Roll 1 tsp dough into balls (I actually use a melon baller, which I think is a little more than a teaspoon). Dip in egg whites, then roll in nuts. Place 1″ apart on cookie sheet. Bake about 5 minutes, then take out of oven and make “thumbprints” (I use the end of a wooden spoon handle to make more perfect divets). Bake another 5 minutes. Remove from cookie sheet to cooling rack and cool completely. You may need to re-“divet” them again when they come out of the oven.

Some helpful tips:
Dealing with the egg whites is messy and sticky. It is highly recommended to first make all your balls and put them in the egg whites. Then roll them in the nuts. I also recommend not dumping all the nuts in a bowl and the rolling the balls in them…just have a little bit of the nuts in a bowl at a time. Otherwise, as you are going, the nuts will get stickier and clumpier from the egg whites. Adding fresh nuts as you go along will alleviate that situation.

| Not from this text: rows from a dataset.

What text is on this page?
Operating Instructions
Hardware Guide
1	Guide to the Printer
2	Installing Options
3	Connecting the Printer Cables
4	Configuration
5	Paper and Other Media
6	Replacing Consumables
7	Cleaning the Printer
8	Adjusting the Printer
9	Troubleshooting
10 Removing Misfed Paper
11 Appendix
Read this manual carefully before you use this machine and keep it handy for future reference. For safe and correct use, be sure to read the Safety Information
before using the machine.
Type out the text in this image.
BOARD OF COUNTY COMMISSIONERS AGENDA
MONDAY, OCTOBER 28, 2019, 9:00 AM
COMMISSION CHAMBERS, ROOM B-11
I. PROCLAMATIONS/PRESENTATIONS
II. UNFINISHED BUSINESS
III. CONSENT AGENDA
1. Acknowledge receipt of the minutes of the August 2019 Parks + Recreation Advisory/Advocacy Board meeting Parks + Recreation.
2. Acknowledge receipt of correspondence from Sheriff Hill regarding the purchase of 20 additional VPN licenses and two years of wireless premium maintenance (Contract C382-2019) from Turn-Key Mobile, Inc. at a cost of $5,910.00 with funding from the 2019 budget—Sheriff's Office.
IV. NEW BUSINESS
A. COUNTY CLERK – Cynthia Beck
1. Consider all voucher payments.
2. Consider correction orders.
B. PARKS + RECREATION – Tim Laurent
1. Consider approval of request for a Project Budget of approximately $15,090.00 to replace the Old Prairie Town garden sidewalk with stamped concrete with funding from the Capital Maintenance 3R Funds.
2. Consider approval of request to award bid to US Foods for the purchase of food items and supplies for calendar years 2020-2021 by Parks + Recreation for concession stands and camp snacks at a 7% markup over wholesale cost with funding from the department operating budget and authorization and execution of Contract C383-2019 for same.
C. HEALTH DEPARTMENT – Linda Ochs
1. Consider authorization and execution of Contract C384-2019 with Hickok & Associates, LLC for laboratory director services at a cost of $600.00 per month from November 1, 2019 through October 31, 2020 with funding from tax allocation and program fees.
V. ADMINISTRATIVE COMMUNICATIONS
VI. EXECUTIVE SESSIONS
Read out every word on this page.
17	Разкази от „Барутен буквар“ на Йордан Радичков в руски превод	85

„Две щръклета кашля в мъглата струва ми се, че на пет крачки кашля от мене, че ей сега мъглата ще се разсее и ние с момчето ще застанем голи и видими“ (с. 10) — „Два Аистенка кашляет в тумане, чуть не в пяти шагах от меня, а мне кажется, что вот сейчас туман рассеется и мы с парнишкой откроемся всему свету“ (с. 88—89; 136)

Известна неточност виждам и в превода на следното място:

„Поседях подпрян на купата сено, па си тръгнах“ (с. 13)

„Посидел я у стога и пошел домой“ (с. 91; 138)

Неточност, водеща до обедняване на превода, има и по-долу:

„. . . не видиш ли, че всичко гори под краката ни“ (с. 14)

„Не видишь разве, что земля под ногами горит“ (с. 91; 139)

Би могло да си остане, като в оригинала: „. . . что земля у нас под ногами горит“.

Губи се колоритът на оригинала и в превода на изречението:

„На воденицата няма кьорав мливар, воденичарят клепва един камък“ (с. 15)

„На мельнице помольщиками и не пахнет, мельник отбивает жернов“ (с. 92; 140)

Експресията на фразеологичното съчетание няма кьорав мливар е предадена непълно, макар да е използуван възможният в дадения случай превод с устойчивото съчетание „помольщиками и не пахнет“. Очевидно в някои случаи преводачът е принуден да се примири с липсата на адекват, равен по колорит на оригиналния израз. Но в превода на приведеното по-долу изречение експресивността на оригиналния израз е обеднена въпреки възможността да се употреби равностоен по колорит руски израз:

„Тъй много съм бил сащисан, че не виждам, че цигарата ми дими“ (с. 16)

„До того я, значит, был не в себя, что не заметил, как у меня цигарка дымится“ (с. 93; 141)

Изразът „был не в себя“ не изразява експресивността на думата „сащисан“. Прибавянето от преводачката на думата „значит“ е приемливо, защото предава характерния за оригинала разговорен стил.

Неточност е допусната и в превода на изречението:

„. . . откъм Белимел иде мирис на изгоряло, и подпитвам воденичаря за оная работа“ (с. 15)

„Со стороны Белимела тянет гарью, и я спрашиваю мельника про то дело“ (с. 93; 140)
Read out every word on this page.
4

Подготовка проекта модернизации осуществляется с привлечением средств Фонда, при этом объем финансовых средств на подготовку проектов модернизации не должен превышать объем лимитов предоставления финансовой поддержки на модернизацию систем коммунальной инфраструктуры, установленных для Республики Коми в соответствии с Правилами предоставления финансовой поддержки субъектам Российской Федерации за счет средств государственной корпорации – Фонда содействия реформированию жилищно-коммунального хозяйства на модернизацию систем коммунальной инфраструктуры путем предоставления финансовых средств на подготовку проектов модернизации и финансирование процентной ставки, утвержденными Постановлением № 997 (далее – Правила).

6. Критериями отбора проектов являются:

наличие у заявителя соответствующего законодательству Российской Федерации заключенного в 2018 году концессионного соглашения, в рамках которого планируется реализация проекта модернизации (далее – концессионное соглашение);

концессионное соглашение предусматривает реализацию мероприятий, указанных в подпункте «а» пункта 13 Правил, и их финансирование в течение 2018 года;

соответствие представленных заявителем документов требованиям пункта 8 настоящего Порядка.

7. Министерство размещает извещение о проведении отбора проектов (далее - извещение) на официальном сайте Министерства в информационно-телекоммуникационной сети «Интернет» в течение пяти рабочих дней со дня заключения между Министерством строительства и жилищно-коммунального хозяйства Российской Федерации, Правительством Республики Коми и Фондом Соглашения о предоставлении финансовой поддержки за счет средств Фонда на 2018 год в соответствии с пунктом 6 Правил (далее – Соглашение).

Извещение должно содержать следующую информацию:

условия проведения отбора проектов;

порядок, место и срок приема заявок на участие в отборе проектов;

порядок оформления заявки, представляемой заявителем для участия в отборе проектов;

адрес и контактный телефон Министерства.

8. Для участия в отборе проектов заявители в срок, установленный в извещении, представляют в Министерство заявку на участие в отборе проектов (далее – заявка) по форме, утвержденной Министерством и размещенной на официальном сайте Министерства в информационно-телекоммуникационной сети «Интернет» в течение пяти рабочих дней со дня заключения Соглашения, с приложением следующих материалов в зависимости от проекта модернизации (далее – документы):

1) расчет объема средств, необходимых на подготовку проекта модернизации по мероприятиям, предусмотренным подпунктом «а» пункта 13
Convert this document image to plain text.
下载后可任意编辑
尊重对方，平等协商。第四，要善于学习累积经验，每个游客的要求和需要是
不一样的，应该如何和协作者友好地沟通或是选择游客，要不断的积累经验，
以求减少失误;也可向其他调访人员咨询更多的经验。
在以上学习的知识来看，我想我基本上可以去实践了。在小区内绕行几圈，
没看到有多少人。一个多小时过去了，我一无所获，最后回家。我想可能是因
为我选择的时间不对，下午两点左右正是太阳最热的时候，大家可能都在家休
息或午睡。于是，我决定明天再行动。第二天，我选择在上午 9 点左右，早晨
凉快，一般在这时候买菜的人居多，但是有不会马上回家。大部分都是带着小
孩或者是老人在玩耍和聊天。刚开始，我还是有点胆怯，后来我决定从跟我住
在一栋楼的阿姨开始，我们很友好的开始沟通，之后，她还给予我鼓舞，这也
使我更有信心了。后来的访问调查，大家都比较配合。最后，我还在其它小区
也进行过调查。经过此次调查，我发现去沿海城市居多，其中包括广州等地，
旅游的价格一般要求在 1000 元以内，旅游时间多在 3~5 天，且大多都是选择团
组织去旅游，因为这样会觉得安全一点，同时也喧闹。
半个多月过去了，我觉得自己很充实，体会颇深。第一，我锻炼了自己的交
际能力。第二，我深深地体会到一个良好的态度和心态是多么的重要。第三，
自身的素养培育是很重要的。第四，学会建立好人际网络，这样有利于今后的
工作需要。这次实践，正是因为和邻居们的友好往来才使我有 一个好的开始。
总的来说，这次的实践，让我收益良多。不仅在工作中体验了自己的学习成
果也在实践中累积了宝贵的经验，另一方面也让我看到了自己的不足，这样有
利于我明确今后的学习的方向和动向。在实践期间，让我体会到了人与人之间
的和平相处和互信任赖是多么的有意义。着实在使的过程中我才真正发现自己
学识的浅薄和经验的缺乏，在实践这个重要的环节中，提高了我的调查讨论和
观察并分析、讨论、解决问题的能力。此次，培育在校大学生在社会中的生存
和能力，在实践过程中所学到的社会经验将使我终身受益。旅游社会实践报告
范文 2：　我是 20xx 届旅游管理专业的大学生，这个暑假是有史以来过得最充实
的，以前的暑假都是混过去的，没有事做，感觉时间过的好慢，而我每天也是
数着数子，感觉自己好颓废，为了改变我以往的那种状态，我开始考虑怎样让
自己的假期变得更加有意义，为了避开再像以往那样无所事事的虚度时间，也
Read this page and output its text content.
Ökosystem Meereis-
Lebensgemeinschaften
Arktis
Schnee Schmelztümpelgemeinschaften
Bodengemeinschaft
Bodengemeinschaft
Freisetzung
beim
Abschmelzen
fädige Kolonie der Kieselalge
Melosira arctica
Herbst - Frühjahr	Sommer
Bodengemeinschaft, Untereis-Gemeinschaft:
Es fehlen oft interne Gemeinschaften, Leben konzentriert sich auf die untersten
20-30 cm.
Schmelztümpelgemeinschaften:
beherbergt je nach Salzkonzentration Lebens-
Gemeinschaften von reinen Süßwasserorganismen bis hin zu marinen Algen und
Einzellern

Buttercream frosting (for the filling)

1/4 cup unsalted butter, softened
1 tsp vanilla (or 1/4 tsp almond, depending on your preference)
1/8 tsp salt
2 cups powdered sugar, sifted
4-5 tbsp milk
food dye

Cream butter in stand mixer fitted with a paddle attachment. Add vanilla and salt, and beat until fully mixed. Add powdered sugar and mix for about 30 seconds on low, and then another 30 seconds on medium speed. Add 4 tbsp milk and mix on medium-high for about a minute. Add more milk if needed. Divide, if desired, and dye each half a different color. Using a pastry bag fitted with star tip, fill each cookie with frosting. Let sit for a couple hours on rack to allow frosting to set, then set in containers in one layer (I prefer tins because Tupperware is too air tight and will make the cookies go soft, and the frosting will be too gooey. If you use a Tupperware, keep one corner of the lid ajar so that air can get in the container.) After sitting overnight, you should be able to stack up cookies in a container, putting a piece of wax paper or parchment in between each layer. Cookies will keep up to one week.